Aiatolá Ali Khamenei acusa manifestantes de destruírem o país para agradar Donald Trump

Líder supremo do Irã promete repressão aos protestos antigoverno que pedem liberdade e critica atos de vandalismo como tentativa de agradar os EUA
Por: Brado Jornal 11.jan.2026 às 07h42
Aiatolá Ali Khamenei acusa manifestantes de destruírem o país para agradar Donald Trump
Reuters
O líder supremo do Irã, Aiatolá Ali Khamenei, criticou duramente os participantes dos protestos antigoverno que tomam as ruas de várias cidades iranianas, afirmando que eles agem como vândalos ao danificar propriedades públicas e ruas apenas para contentar o presidente dos Estados Unidos, Donald Trump.

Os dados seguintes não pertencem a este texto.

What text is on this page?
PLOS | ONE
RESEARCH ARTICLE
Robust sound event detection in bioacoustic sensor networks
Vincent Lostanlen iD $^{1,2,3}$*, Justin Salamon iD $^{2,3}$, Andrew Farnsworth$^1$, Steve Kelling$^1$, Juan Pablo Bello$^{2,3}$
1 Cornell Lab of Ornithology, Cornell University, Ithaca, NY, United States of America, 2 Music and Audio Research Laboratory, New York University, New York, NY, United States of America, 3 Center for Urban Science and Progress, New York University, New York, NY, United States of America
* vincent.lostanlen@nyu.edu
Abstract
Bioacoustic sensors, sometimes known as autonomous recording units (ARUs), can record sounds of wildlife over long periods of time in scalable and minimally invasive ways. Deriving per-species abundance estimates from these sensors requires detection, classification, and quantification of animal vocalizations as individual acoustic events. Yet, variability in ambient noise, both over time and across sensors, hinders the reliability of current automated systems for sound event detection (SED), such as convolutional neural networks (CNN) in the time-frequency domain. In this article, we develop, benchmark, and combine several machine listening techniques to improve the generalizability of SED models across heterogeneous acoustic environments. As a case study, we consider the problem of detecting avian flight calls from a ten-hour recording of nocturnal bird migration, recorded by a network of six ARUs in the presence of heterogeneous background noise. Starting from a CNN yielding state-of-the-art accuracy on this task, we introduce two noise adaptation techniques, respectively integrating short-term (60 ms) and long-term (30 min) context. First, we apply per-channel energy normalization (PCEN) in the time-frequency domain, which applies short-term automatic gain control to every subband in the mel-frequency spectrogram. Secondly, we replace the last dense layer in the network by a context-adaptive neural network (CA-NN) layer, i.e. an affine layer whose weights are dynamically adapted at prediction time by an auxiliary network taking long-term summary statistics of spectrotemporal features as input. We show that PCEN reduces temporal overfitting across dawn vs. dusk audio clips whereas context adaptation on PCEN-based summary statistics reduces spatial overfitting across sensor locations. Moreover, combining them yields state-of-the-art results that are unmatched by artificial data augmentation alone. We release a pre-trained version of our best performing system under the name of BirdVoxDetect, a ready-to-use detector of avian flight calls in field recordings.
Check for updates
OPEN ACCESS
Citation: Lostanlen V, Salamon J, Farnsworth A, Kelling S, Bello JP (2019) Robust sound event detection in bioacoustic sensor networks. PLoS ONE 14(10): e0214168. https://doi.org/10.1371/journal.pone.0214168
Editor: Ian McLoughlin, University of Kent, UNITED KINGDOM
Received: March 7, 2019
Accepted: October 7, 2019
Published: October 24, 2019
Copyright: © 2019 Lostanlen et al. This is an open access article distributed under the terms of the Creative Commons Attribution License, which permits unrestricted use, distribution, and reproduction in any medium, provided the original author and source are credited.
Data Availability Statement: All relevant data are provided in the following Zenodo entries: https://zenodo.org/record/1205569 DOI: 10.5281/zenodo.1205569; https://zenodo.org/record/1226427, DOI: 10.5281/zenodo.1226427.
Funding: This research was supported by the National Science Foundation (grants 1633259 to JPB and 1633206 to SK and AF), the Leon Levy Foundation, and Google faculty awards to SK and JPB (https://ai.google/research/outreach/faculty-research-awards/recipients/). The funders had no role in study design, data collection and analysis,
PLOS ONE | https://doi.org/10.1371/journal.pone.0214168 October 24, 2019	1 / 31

Em um discurso televisionado realizado na sexta-feira, 9 de janeiro de 2026, o aiatolá de 86 anos declarou que esses manifestantes buscam agradar o líder americano ao provocar destruição em seu próprio território. Ele deixou claro que o regime não recuará diante dessa agitação e insinuou que as forças de segurança irão reprimir os atos, enquanto a plateia ao seu redor entoava gritos de "Morte à América".

Os protestos, que ganharam força a partir do final de dezembro de 2025 devido à grave crise econômica, inflação elevada e sanções internacionais, intensificaram-se após o apelo do príncipe herdeiro exilado Reza Pahlavi por manifestações em massa pedindo liberdade.
Nas noites recentes, especialmente na quinta-feira (8), multidões em Teerã e outras localidades atearam fogo a veículos, estações de metrô, ônibus e outros bens públicos, com cânticos contra o regime, como "Morte ao ditador" e referências ao retorno do Xá.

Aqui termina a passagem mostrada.